Singer Kathleen E, Philpott Carolyn D, Bercz Aron P, Phillips Tabatha, Salyer Christen E, Hanseman Dennis, Droege Molly E, Goodman Michael D, Makley Amy T
Department of General Surgery, University of Cincinnati, Cincinnati, Ohio.
Department of Pharmacology, University of Cincinnati, Cincinnati, Ohio.
J Surg Res. 2021 Dec;268:9-16. doi: 10.1016/j.jss.2021.05.052. Epub 2021 Jul 23.
Multimodal analgesia protocols have been implemented after elective surgery to reduce opioid use, however there is limited data on utility after polytrauma.

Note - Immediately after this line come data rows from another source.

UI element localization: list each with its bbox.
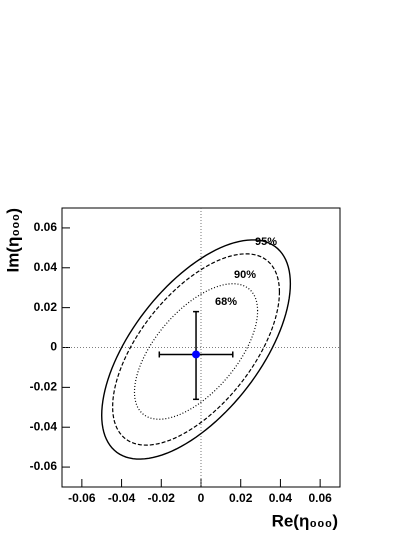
y-tick-label: 0.06 bbox=[34, 220, 58, 234]
y-tick-label: 0 bbox=[50, 340, 57, 354]
contour-label: 90% bbox=[234, 269, 256, 281]
x-tick-label: 0 bbox=[198, 491, 205, 505]
x-tick-label: 0.06 bbox=[308, 491, 332, 505]
x-tick-label: -0.04 bbox=[108, 491, 136, 505]
contour-label: 68% bbox=[215, 296, 237, 308]
contour bbox=[133, 283, 259, 420]
x-tick-label: 0.02 bbox=[229, 491, 253, 505]
x-tick-label: -0.06 bbox=[68, 491, 96, 505]
y-tick-label: 0.04 bbox=[34, 260, 58, 274]
x-tick-label: 0.04 bbox=[269, 491, 293, 505]
y-tick-label: -0.06 bbox=[30, 459, 58, 473]
contour bbox=[101, 239, 292, 460]
y-tick-label: -0.04 bbox=[30, 419, 58, 433]
central-point bbox=[192, 350, 201, 359]
contour-label: 95% bbox=[255, 236, 277, 248]
y-axis-title: Im(η₀₀₀) bbox=[3, 208, 22, 273]
y-tick-label: 0.02 bbox=[34, 300, 58, 314]
x-tick-label: -0.02 bbox=[148, 491, 176, 505]
x-axis-title: Re(η₀₀₀) bbox=[272, 511, 338, 530]
y-tick-label: -0.02 bbox=[30, 380, 58, 394]
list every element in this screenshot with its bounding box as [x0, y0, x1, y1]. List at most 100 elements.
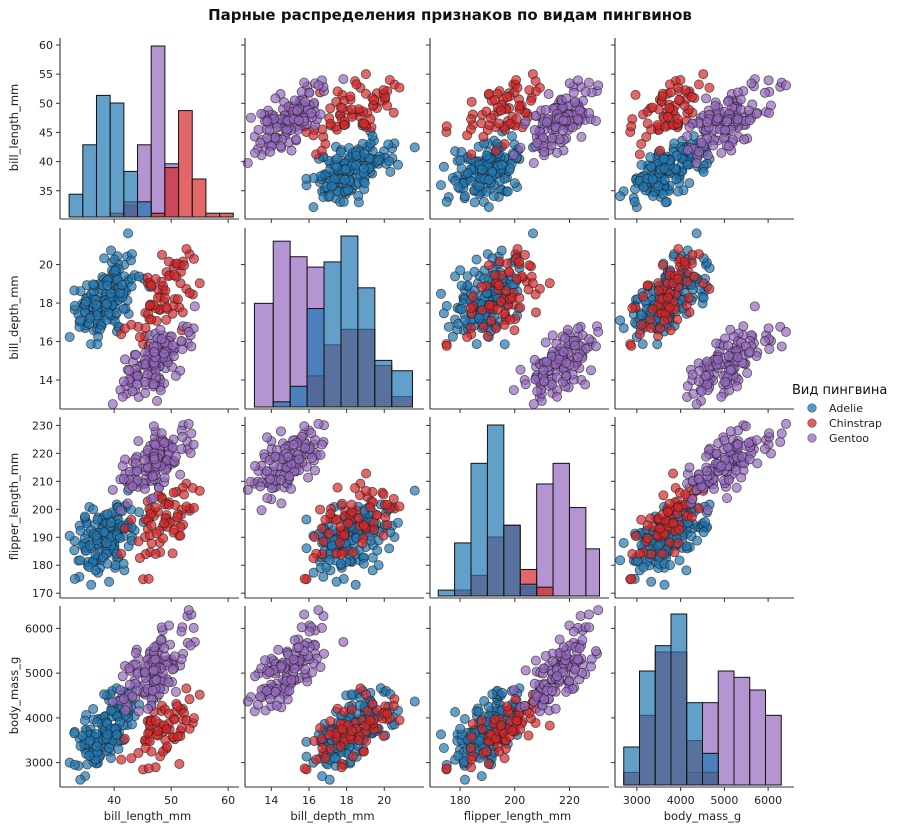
scatter-point-chinstrap	[466, 754, 477, 765]
scatter-point-gentoo	[107, 484, 118, 495]
scatter-point-gentoo	[570, 340, 581, 351]
scatter-point-gentoo	[183, 326, 194, 337]
scatter-point-gentoo	[315, 449, 326, 460]
scatter-point-gentoo	[310, 465, 321, 476]
scatter-point-gentoo	[547, 330, 558, 341]
scatter-point-gentoo	[580, 86, 591, 97]
scatter-point-gentoo	[508, 385, 519, 396]
scatter-point-adelie	[681, 565, 692, 576]
scatter-point-gentoo	[701, 451, 712, 462]
scatter-point-chinstrap	[665, 325, 676, 336]
panel-bill_length_mm-vs-body_mass_g	[611, 38, 794, 223]
scatter-point-chinstrap	[486, 315, 497, 326]
scatter-point-chinstrap	[162, 741, 173, 752]
scatter-point-chinstrap	[378, 530, 389, 541]
scatter-point-gentoo	[584, 622, 595, 633]
panel-bill_length_mm-vs-bill_depth_mm	[241, 38, 424, 223]
scatter-point-gentoo	[250, 671, 261, 682]
scatter-point-chinstrap	[394, 501, 405, 512]
scatter-point-gentoo	[284, 471, 295, 482]
histogram-bar-gentoo	[585, 548, 601, 597]
scatter-point-gentoo	[552, 147, 563, 158]
scatter-point-adelie	[409, 142, 420, 153]
scatter-point-adelie	[324, 774, 335, 785]
scatter-point-adelie	[134, 507, 145, 518]
y-tick-label: 5000	[25, 667, 53, 680]
histogram-bar-adelie	[272, 401, 291, 408]
scatter-point-chinstrap	[466, 303, 477, 314]
scatter-point-chinstrap	[299, 573, 310, 584]
scatter-point-adelie	[99, 527, 110, 538]
scatter-point-chinstrap	[672, 114, 683, 125]
scatter-point-gentoo	[723, 351, 734, 362]
scatter-point-chinstrap	[698, 278, 709, 289]
scatter-point-gentoo	[541, 356, 552, 367]
scatter-point-gentoo	[520, 116, 531, 127]
scatter-point-chinstrap	[657, 91, 668, 102]
scatter-point-chinstrap	[682, 276, 693, 287]
scatter-point-adelie	[509, 178, 520, 189]
scatter-point-adelie	[69, 728, 80, 739]
scatter-point-adelie	[497, 687, 508, 698]
scatter-point-adelie	[504, 163, 515, 174]
histogram-bar-chinstrap	[191, 178, 207, 218]
scatter-point-gentoo	[255, 481, 266, 492]
x-axis-label-bill_depth_mm: bill_depth_mm	[290, 809, 374, 823]
scatter-point-adelie	[75, 315, 86, 326]
scatter-point-adelie	[64, 331, 75, 342]
scatter-point-chinstrap	[507, 725, 518, 736]
scatter-point-gentoo	[584, 334, 595, 345]
scatter-point-adelie	[105, 752, 116, 763]
scatter-point-gentoo	[528, 158, 539, 169]
scatter-point-chinstrap	[134, 332, 145, 343]
y-tick-label: 14	[39, 374, 53, 387]
scatter-point-chinstrap	[177, 307, 188, 318]
scatter-point-chinstrap	[146, 520, 157, 531]
scatter-point-gentoo	[176, 336, 187, 347]
scatter-point-adelie	[308, 202, 319, 213]
scatter-point-gentoo	[559, 333, 570, 344]
scatter-point-chinstrap	[704, 283, 715, 294]
scatter-point-adelie	[487, 166, 498, 177]
scatter-point-gentoo	[120, 705, 131, 716]
scatter-point-gentoo	[508, 150, 519, 161]
scatter-point-adelie	[496, 159, 507, 170]
scatter-point-gentoo	[781, 326, 792, 337]
scatter-point-gentoo	[148, 421, 159, 432]
scatter-point-adelie	[329, 752, 340, 763]
scatter-point-chinstrap	[527, 69, 538, 80]
scatter-point-chinstrap	[315, 722, 326, 733]
scatter-point-chinstrap	[159, 518, 170, 529]
scatter-point-adelie	[700, 517, 711, 528]
scatter-point-adelie	[335, 558, 346, 569]
scatter-point-adelie	[684, 178, 695, 189]
scatter-point-gentoo	[188, 622, 199, 633]
scatter-point-gentoo	[185, 448, 196, 459]
scatter-point-adelie	[646, 576, 657, 587]
scatter-point-chinstrap	[325, 118, 336, 129]
scatter-point-gentoo	[693, 376, 704, 387]
scatter-point-gentoo	[573, 352, 584, 363]
scatter-point-gentoo	[149, 346, 160, 357]
histogram-bar-gentoo	[150, 45, 166, 218]
scatter-point-chinstrap	[466, 96, 477, 107]
scatter-point-chinstrap	[662, 506, 673, 517]
scatter-point-gentoo	[564, 78, 575, 89]
scatter-point-gentoo	[702, 505, 713, 516]
scatter-point-chinstrap	[656, 548, 667, 559]
scatter-point-gentoo	[682, 145, 693, 156]
scatter-point-chinstrap	[704, 82, 715, 93]
scatter-point-gentoo	[691, 158, 702, 169]
scatter-point-chinstrap	[484, 88, 495, 99]
scatter-point-gentoo	[156, 428, 167, 439]
scatter-point-chinstrap	[163, 499, 174, 510]
scatter-point-chinstrap	[150, 715, 161, 726]
scatter-point-gentoo	[722, 493, 733, 504]
scatter-point-adelie	[373, 560, 384, 571]
scatter-point-chinstrap	[462, 130, 473, 141]
scatter-point-chinstrap	[150, 502, 161, 513]
scatter-point-chinstrap	[365, 502, 376, 513]
scatter-point-adelie	[648, 190, 659, 201]
scatter-point-gentoo	[316, 439, 327, 450]
histogram-bar-gentoo	[717, 670, 735, 786]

Therefore, we investigated the impact of a multimodal analgesia protocol on inpatient and post-discharge outpatient opioid use after polytrauma.

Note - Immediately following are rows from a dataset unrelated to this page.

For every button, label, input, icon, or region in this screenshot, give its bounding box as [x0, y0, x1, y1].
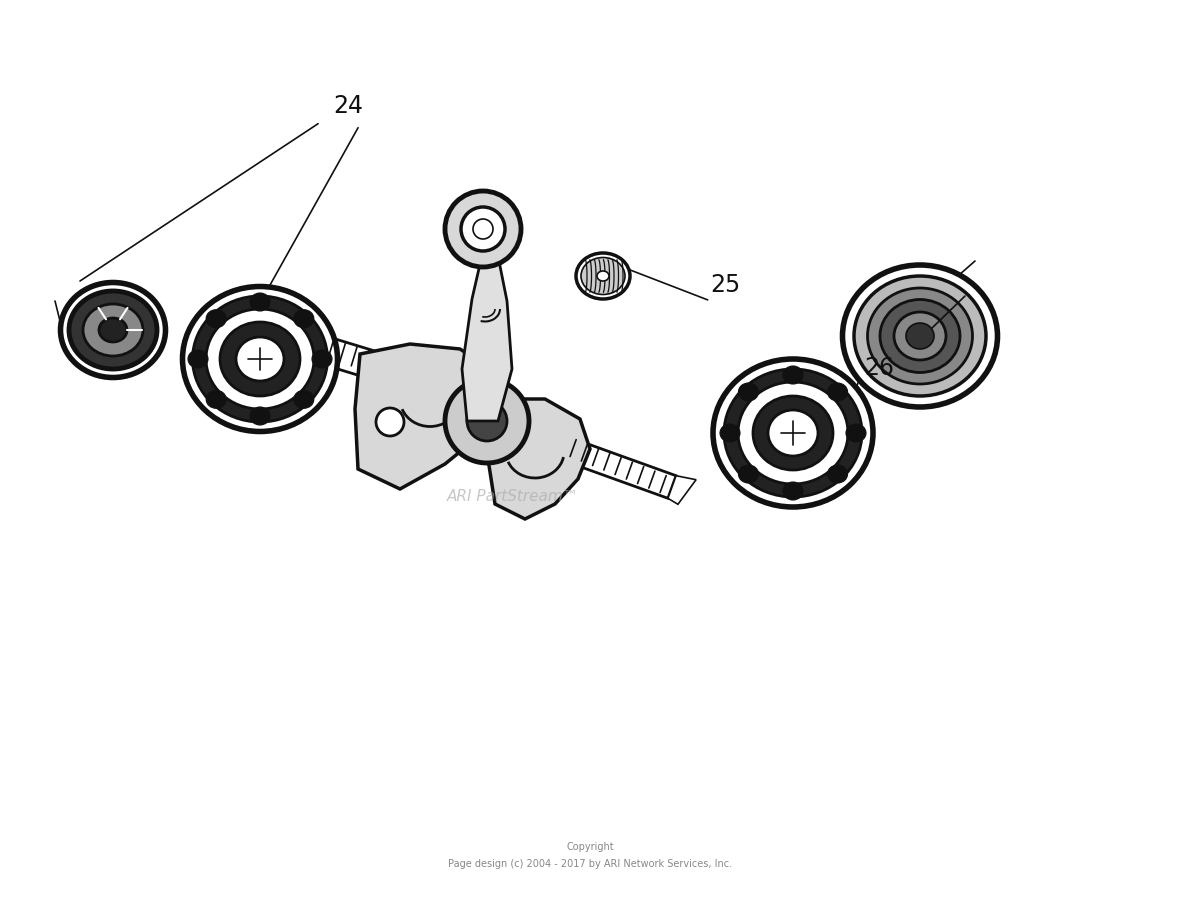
- Polygon shape: [568, 439, 676, 498]
- Circle shape: [461, 207, 505, 251]
- Ellipse shape: [60, 282, 165, 378]
- Ellipse shape: [206, 391, 227, 408]
- Ellipse shape: [206, 310, 227, 328]
- Text: Page design (c) 2004 - 2017 by ARI Network Services, Inc.: Page design (c) 2004 - 2017 by ARI Netwo…: [448, 859, 732, 868]
- Ellipse shape: [183, 287, 337, 432]
- Circle shape: [445, 379, 529, 463]
- Text: 24: 24: [333, 94, 363, 118]
- Ellipse shape: [250, 407, 270, 425]
- Ellipse shape: [768, 410, 818, 456]
- Ellipse shape: [581, 257, 625, 294]
- Circle shape: [445, 191, 522, 267]
- Ellipse shape: [720, 424, 740, 442]
- Polygon shape: [355, 344, 500, 489]
- Ellipse shape: [906, 323, 935, 349]
- Ellipse shape: [739, 465, 759, 483]
- Polygon shape: [463, 251, 512, 421]
- Ellipse shape: [854, 276, 986, 396]
- Ellipse shape: [739, 383, 759, 401]
- Ellipse shape: [68, 291, 157, 369]
- Ellipse shape: [827, 465, 847, 483]
- Ellipse shape: [827, 383, 847, 401]
- Text: Copyright: Copyright: [566, 843, 614, 852]
- Ellipse shape: [880, 300, 961, 372]
- Circle shape: [376, 408, 404, 436]
- Ellipse shape: [219, 322, 300, 396]
- Ellipse shape: [294, 391, 314, 408]
- Text: 25: 25: [710, 273, 741, 297]
- Ellipse shape: [843, 265, 997, 407]
- Ellipse shape: [784, 366, 804, 384]
- Ellipse shape: [576, 253, 630, 299]
- Ellipse shape: [99, 318, 127, 342]
- Polygon shape: [489, 399, 590, 519]
- Ellipse shape: [83, 304, 143, 356]
- Ellipse shape: [206, 309, 314, 409]
- Ellipse shape: [192, 296, 328, 422]
- Ellipse shape: [236, 337, 284, 381]
- Circle shape: [467, 401, 507, 441]
- Text: 26: 26: [864, 356, 894, 380]
- Ellipse shape: [294, 310, 314, 328]
- Circle shape: [473, 219, 493, 239]
- Ellipse shape: [784, 482, 804, 500]
- Ellipse shape: [846, 424, 866, 442]
- Polygon shape: [668, 476, 696, 505]
- Ellipse shape: [753, 396, 833, 470]
- Ellipse shape: [738, 382, 848, 484]
- Text: ARI PartStream™: ARI PartStream™: [447, 489, 579, 504]
- Ellipse shape: [188, 350, 208, 368]
- Ellipse shape: [250, 293, 270, 311]
- Polygon shape: [326, 338, 439, 397]
- Ellipse shape: [725, 369, 863, 497]
- Ellipse shape: [312, 350, 332, 368]
- Ellipse shape: [894, 312, 946, 360]
- Ellipse shape: [597, 271, 609, 281]
- Ellipse shape: [867, 288, 972, 384]
- Ellipse shape: [713, 359, 873, 507]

A retrospective review of patients admitted to a Level I trauma center between September 2017-February 2018 (prior to multimodal protocol; "pre-cohort") and October 2018-April 2019 (after multimodal protocol; "post-cohort") was performed. An outpatient controlled substance registry was utilized to capture morphine milligram equivalents (MME) and gabapentin dispensed in the 6 mo after injury.

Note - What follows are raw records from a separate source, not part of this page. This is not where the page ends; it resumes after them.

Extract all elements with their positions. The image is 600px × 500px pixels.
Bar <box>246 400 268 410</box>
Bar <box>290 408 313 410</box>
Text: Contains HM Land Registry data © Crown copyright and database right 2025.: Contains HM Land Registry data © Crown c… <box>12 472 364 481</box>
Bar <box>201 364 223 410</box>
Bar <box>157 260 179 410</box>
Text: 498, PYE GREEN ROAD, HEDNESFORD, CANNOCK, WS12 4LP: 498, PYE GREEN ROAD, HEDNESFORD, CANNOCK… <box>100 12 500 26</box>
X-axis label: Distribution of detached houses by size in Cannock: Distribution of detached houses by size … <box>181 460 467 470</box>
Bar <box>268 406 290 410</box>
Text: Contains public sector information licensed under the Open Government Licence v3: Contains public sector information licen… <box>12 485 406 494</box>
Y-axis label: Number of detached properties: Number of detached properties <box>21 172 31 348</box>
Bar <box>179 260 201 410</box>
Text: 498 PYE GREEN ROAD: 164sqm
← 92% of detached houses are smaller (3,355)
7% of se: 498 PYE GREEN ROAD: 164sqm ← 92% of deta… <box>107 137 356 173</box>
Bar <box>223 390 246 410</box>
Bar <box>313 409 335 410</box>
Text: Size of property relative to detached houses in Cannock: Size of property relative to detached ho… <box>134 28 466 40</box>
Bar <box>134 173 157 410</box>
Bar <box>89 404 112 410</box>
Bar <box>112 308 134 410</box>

620 patients were included (295 pre-cohort, 325 post-cohort). Total inpatient MME decreased from 177.5 mg-130 mg (P= 0.01) between the cohorts. Daily inpatient MME decreased from 70.8 mg-44.7 mg (P< 0.01). Intravenous hydromorphone decreased from 2 mg in the pre-cohort to 1 mg in the post-cohort (P= 0.02). Inpatient oxycodone decreased from 45 mg-30 mg (P= 0.01). Concurrently, gabapentin increased from 0 mg-400 mg in the post-cohort (P< 0.01). Patients in the post-cohort were prescribed fewer MMEs than the pre-cohort at discharge (P< 0.05). However, the number of patients prescribed gabapentin increased from 6.1%-16% (P< 0.01).
Implementation of an updated multimodal analgesia protocol decreased total MME, daily MME, hydromorphone, and oxycodone consumed while increasing gabapentin use. This suggests that while reducing opioid usage in-hospital is critical to reducing outpatient usage, multimodal pain protocols may lead to an increase in gabapentin prescriptions and utilization after discharge.
择期手术后已实施多模式镇痛方案以减少阿片类药物的使用,然而关于多发伤后该方案效用的数据有限。因此,我们研究了多模式镇痛方案对多发伤患者住院期间及出院后门诊阿片类药物使用的影响。
对2017年9月至2018年2月(多模式方案实施前;“前队列”)和2018年10月至2019年4月(多模式方案实施后;“后队列”)入住一级创伤中心的患者进行回顾性研究。利用门诊管制药品登记系统获取受伤后6个月内发放的吗啡毫克当量(MME)和加巴喷丁的量。
共纳入620例患者(前队列295例,后队列325例)。两队列间住院期间总MME从177.5毫克降至130毫克(P = 0.01)。住院期间每日MME从70.8毫克降至44.7毫克(P < 0.01)。静脉注射氢吗啡酮从前队列的2毫克降至后队列的1毫克(P = 0.02)。住院期间羟考酮从45毫克降至30毫克(P = 0.01)。同时,后队列中加巴喷丁从0毫克增至400毫克(P < 0.01)。后队列患者出院时开具的MME比前队列少(P < 0.05)。然而,开具加巴喷丁的患者数量从6.1%增至16%(P < 0.01)。
实施更新的多模式镇痛方案可降低总MME、每日MME、氢吗啡酮和羟考酮的消耗量,同时增加加巴喷丁的使用量。这表明虽然减少住院期间阿片类药物的使用对于减少门诊使用至关重要,但多模式疼痛方案可能导致出院后加巴喷丁处方和使用量增加。